Haskin was in command of the Baton Rouge Barracks when the Civil War began. He was forced to surrender on January 10, 1861 to the Confederate forces in Louisiana. He was exchanged and assigned to the staff of John E. Wool with the rank of lieutenant colonel. For the majority of the war Haskin served as a brigade and division commander in the Department of Washington manning the Defenses of Washington D.C. In 1864 Haskin was in command of the defenses north of the Potomac in the XXII Corps when General Jubal A. Early's Confederate army approached Washington D.C. Haskin had roughly 4,000 troops to man the fortifications within Washington itself. On July 8 General Martin D. Hardin was assigned to take over command from Haskin who reverted to command of the 2nd brigade.
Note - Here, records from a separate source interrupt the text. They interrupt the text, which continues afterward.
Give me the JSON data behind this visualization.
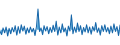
{
  "values": [
    -0.5,
    -1.2,
    0.3,
    -0.8,
    0.5,
    -1.5,
    0.2,
    -1.0,
    0.4,
    -0.6,
    0.8,
    -1.3,
    0.6,
    -0.9,
    1.0,
    -0.4,
    0.7,
    -1.1,
    0.3,
    -0.8,
    0.5,
    -0.6,
    0.2,
    -1.4,
    0.6,
    4.5,
    -0.5,
    0.3,
    -1.2,
    0.8,
    -0.4,
    0.6,
    -1.0,
    0.4,
    -0.7,
    0.9,
    -0.5,
    1.8,
    -1.3,
    0.5,
    -0.8,
    1.2,
    -0.6,
    0.3,
    -1.5,
    0.7,
    -0.4,
    3.2,
    -1.0,
    0.5,
    -0.7,
    1.4,
    -0.5,
    0.8,
    -1.2,
    0.4,
    -0.6,
    1.0,
    -0.8,
    0.5,
    -1.1,
    0.6,
    -0.4,
    1.5,
    -0.7,
    0.3,
    -1.3,
    0.8,
    -0.5,
    1.0,
    -0.6,
    0.4,
    -1.0,
    0.7,
    -0.8,
    1.2,
    -0.5,
    0.6,
    -1.4,
    0.9
  ],
  "line_color": "#1565a8",
  "fill_color": "#5aabdc",
  "background_color": "#ffffff",
  "baseline": 0.0,
  "ylim_min": -3.5,
  "ylim_max": 6.5
}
During the Battle of Fort Stevens Haskin's brigade occupied the line from Fort Slocum to Fort Totten. For the remainder of the war he was in command of the XXII Corps' artillery. In recognition for his service in the defenses of Washington Haskin was promoted to brigadier general in the volunteer services. He also received brevet promotions to colonel and brigadier general in the U.S. Army in 1865. Haskin retired on December 15, 1870. He was buried at Arlington National Cemetery.

Haskin's son William L. Haskin served as brigadier general in the U.S. Army. His daughter Katherine was the wife of Brigadier General Marcus P. Miller. His daughter Frances was the wife of Brigadier General Crosby P. Miller.